EvilTokens phishing used OAuth grants to bypass MFA
Feb 2026 — Phishing-as-a-service EvilTokens harvested OAuth refresh tokens via microsoft.com/devicelogin, bypassing MFA and compromising 340+ Microsoft 365 tenants in five countries.
EvilTokens, a phishing-as-a-service platform that launched in February 2026, used microsoft.com/devicelogin prompts to collect OAuth refresh tokens and compromised more than 340 Microsoft 365 tenants across five countries within five weeks. Operators sent messages asking recipients to enter a short code at microsoft.com/devicelogin and complete their routine multifactor authentication step. After users authenticated on the legitimate identity provider and clicked Accept, attackers obtained signed refresh tokens scoped to mailbox, drive, calendar and contacts.
Attackers did not need passwords and did not produce conventional sign-in events that many security systems flag.
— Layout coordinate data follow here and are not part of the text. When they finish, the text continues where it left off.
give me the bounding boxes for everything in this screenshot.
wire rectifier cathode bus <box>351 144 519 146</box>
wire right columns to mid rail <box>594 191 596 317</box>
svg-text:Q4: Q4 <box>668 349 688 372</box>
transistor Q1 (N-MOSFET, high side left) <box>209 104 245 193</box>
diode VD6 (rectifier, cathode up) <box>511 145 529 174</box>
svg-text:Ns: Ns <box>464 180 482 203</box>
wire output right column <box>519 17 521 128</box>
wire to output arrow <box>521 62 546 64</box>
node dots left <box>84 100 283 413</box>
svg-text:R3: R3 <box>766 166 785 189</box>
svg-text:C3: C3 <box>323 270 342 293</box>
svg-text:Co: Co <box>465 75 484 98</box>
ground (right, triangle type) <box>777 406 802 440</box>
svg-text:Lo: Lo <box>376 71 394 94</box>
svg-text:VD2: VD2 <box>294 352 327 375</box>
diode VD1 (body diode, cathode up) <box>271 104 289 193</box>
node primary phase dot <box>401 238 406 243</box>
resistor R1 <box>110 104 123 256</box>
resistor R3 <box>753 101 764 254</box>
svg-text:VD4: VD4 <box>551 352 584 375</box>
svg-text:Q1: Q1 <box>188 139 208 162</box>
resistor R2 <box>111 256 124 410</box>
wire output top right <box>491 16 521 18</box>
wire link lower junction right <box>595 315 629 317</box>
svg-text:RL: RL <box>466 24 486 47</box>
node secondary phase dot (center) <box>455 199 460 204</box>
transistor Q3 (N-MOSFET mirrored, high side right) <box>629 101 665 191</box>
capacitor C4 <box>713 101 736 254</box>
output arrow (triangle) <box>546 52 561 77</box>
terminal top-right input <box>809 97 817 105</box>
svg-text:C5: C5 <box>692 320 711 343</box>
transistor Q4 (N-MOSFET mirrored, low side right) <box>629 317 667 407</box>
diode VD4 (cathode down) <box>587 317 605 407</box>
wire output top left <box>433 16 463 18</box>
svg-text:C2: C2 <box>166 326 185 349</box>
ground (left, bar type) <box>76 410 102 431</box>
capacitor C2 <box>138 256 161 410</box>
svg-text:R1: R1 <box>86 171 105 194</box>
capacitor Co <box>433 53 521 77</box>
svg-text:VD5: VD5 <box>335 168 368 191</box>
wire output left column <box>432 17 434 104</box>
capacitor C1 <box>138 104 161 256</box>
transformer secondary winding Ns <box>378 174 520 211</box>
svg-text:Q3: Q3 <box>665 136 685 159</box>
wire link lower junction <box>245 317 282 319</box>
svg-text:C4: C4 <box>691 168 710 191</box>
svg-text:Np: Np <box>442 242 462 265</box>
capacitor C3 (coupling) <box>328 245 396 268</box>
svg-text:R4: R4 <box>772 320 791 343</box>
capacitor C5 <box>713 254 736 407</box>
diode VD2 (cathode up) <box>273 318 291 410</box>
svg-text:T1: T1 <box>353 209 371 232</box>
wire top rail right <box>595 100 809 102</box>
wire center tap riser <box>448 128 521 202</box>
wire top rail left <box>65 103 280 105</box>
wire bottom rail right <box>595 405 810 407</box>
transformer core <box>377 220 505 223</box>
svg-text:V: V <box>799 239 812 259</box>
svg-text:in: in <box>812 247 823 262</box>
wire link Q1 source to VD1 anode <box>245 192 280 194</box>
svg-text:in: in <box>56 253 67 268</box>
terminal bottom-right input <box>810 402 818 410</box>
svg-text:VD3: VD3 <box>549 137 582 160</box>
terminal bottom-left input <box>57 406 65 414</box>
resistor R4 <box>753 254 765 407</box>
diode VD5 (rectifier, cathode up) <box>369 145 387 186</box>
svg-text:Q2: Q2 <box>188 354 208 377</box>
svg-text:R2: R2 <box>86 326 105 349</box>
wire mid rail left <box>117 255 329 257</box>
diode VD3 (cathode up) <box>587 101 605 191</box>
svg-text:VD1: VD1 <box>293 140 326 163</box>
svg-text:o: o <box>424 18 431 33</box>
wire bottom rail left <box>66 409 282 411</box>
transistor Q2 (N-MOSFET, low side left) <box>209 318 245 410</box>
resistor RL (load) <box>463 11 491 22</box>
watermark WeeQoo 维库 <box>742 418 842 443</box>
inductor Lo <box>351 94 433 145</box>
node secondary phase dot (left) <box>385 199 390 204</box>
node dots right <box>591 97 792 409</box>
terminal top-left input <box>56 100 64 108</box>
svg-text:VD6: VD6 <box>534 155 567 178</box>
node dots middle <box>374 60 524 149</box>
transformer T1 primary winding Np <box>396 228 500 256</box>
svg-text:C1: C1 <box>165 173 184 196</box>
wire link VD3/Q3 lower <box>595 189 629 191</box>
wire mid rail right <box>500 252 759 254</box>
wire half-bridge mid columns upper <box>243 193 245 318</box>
The refresh tokens were refreshable and persisted according to tenant token policies rather than a single sign-in session. Because the token allowed access without a new sign-in, multifactor controls did not trigger on reuse and many security information and event management tools did not treat the activity as an intrusion.
In the incidents linked to EvilTokens, tokens survived password resets and remained valid for weeks or months unless explicitly revoked or a conditional access policy required re-consent. Security researchers describe the pattern as consent phishing or OAuth grant abuse, where a consent click hands a valid token to an attacker instead of credentials that must be replayed.
Security practitioners point to the frequency of consent requests as a factor in the threat. AI assistants, workplace integrations and browser extensions regularly prompt users to authorize access to accounts. Consent language can differ from technical reach: a scope labeled “Read your mail” can allow access to all messages and attachments a user can reach, and a scope described as “access when you are not present” typically denotes long-lived access that cannot be revoked in real time by a user.
Risk increases when a single identity holds approvals across multiple applications. An employee who authorizes a meeting summarizer for calendar and mail, a productivity tool for shared drives and a CRM add-on for customer records can create a chain of access that no individual application owner approved. Security teams refer to these intersections as toxic combinations because they let an attacker move between systems via the same identity.
Incidents have shown how connectors can propagate access across tenants. In 2025 a compromised downstream integration spread access to more than 700 Salesforce tenants by using OAuth tokens customers had legitimately approved.
To reduce exposure, security practitioners recommend maintaining a continuous inventory of third-party applications that hold refresh tokens, surfacing tokens older than 30 days for re-consent, identifying identities with grants across multiple SaaS applications, and applying conditional access policies that trigger on consent events as well as sign-ins. They also advise playbooks that revoke individual OAuth tokens rather than suspending user accounts to remove access more quickly.
Experts note that OAuth consent abuse uses standard protocol behavior combined with routine user actions, and that increased visibility, monitoring and token-level revocation are cited in current defensive guidance.